Think of it this way, if your trying to drain a basin that is filling at a rate of 5 gallons/min and you can only bail 3gallons/min you'll never keep up. So, when splunk is bailing out the logs, it needs to be at or better than the rate of incoming.
09-25-2014 16:09:12.905 +0200 INFO Metrics - group=queue, name=parsingqueue, blocked=true, max_size_kb=6144, current_size_kb=6143, current_size=4790, largest_size=6126, smallest_size=3166
09-25-2014 16:09:12.905 +0200 INFO Metrics - group=queue, name=splunktcpin, blocked=true, max_size_kb=500, current_size_kb=499, current_size=615, largest_size=845, smallest_size=0
09-25-2014 16:09:12.905 +0200 INFO Metrics - group=queue, name=typingqueue, blocked=true, max_size_kb=500, current_size_kb=499, current_size=644, largest_size=781, smallest_size=0
09-25-2014 16:09:56.924 +0200 INFO Metrics - group=queue, name=aggqueue, blocked=true, max_size_kb=1024, current_size_kb=1023, current_size=1596, largest_size=1816, smallest_size=637
09-25-2014 16:10:36.903 +0200 INFO Metrics - group=queue, name=aggqueue, blocked=true, max_size_kb=1024, current_size_kb=1023, current_size=1516, largest_si
I tried to increment the size this time to 100 MB.. so i made aggqueue 100 MB (even though in the log it is 1 MB) but still i would get something like INFO Metrics - group=queue, name=aggqueue, blocked=true, max_size_kb=102400, current_size_kb=102300, current_size=1036648, largest_si
still the same thing queues are blocked. what is strange is that this is happening with just this file.. But before it was ok ..and im pretty sure that the log volume from this host is not changed
So how did you eventually resolve this issue?

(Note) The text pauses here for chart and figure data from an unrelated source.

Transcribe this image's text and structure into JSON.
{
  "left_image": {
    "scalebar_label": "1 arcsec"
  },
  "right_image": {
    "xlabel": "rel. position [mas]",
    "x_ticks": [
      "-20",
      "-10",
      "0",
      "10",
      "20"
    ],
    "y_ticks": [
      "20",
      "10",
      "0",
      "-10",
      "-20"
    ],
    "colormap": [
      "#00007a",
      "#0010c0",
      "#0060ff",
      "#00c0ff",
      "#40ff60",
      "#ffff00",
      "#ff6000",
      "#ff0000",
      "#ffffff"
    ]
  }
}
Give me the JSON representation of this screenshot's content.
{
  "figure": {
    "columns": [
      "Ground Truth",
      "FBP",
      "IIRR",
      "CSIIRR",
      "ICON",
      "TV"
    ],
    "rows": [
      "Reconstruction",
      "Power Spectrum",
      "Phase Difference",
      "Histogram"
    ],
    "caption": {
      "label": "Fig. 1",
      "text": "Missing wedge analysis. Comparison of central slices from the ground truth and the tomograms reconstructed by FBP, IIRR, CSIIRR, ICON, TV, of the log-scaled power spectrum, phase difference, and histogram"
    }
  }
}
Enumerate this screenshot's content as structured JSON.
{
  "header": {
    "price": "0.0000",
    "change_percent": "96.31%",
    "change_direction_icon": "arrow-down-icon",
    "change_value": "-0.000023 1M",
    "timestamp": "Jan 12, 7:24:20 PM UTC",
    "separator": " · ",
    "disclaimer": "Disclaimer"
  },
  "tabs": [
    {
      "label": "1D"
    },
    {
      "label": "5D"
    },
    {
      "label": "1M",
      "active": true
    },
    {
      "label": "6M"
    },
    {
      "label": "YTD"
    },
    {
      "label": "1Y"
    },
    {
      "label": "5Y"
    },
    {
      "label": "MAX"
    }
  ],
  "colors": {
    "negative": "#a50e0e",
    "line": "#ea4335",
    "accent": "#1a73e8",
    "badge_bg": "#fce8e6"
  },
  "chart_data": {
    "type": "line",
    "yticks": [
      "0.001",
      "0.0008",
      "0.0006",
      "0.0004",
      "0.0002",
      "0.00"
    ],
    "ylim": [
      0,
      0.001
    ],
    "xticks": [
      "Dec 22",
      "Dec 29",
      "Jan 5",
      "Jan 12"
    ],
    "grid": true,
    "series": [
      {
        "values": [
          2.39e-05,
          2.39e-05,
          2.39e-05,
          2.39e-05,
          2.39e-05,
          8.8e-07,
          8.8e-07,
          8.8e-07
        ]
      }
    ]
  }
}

We created another folder on splunk that these devices send the logs to. After that applied the monitor on the new folder. That seemed to work
The problem is that the device is a juniper router ...so not possible to install the UF. When i search it using the SoS app i can see that that log file is in a status of ignored (reading batch file) while all the other files in thta folder that is beeing monitored are in a status of reading
It will ignore files that overload its buffer in an effort to preserve logging for the rest. The server.conf and limits.conf file should be edited at whatever point splunk is touching the data. So if you have syslog that is receiving the data and writing it to file on the indexer and the indexer is watching the local files, then that is where you change it.
I had seen errors like this on splunk 5 indexers. Mostly after restarting the services it would continue without any issue. It may be due to all the network ports getting used up?
Go dig for messages about the actual reason though, preferably at the time indexing stopped for the first time. Those queues are only a symptom.
Alternatively, take a look at http://wiki.splunk.com/Community:HowIndexingWorks and see if queues further down suddenly aren't blocked. Then the processor after the bottom-most blocked queue might be to blame.
No disk space is ok.. The indexing is stop for only these clients that are using syslog to send data
The key question is, why did indexing stop? Blocked queues are usually just a symptom of something down the line not working properly, they're usually not a cause of anything.
Disk space would be a common issue... should be shown prominently in Splunk though.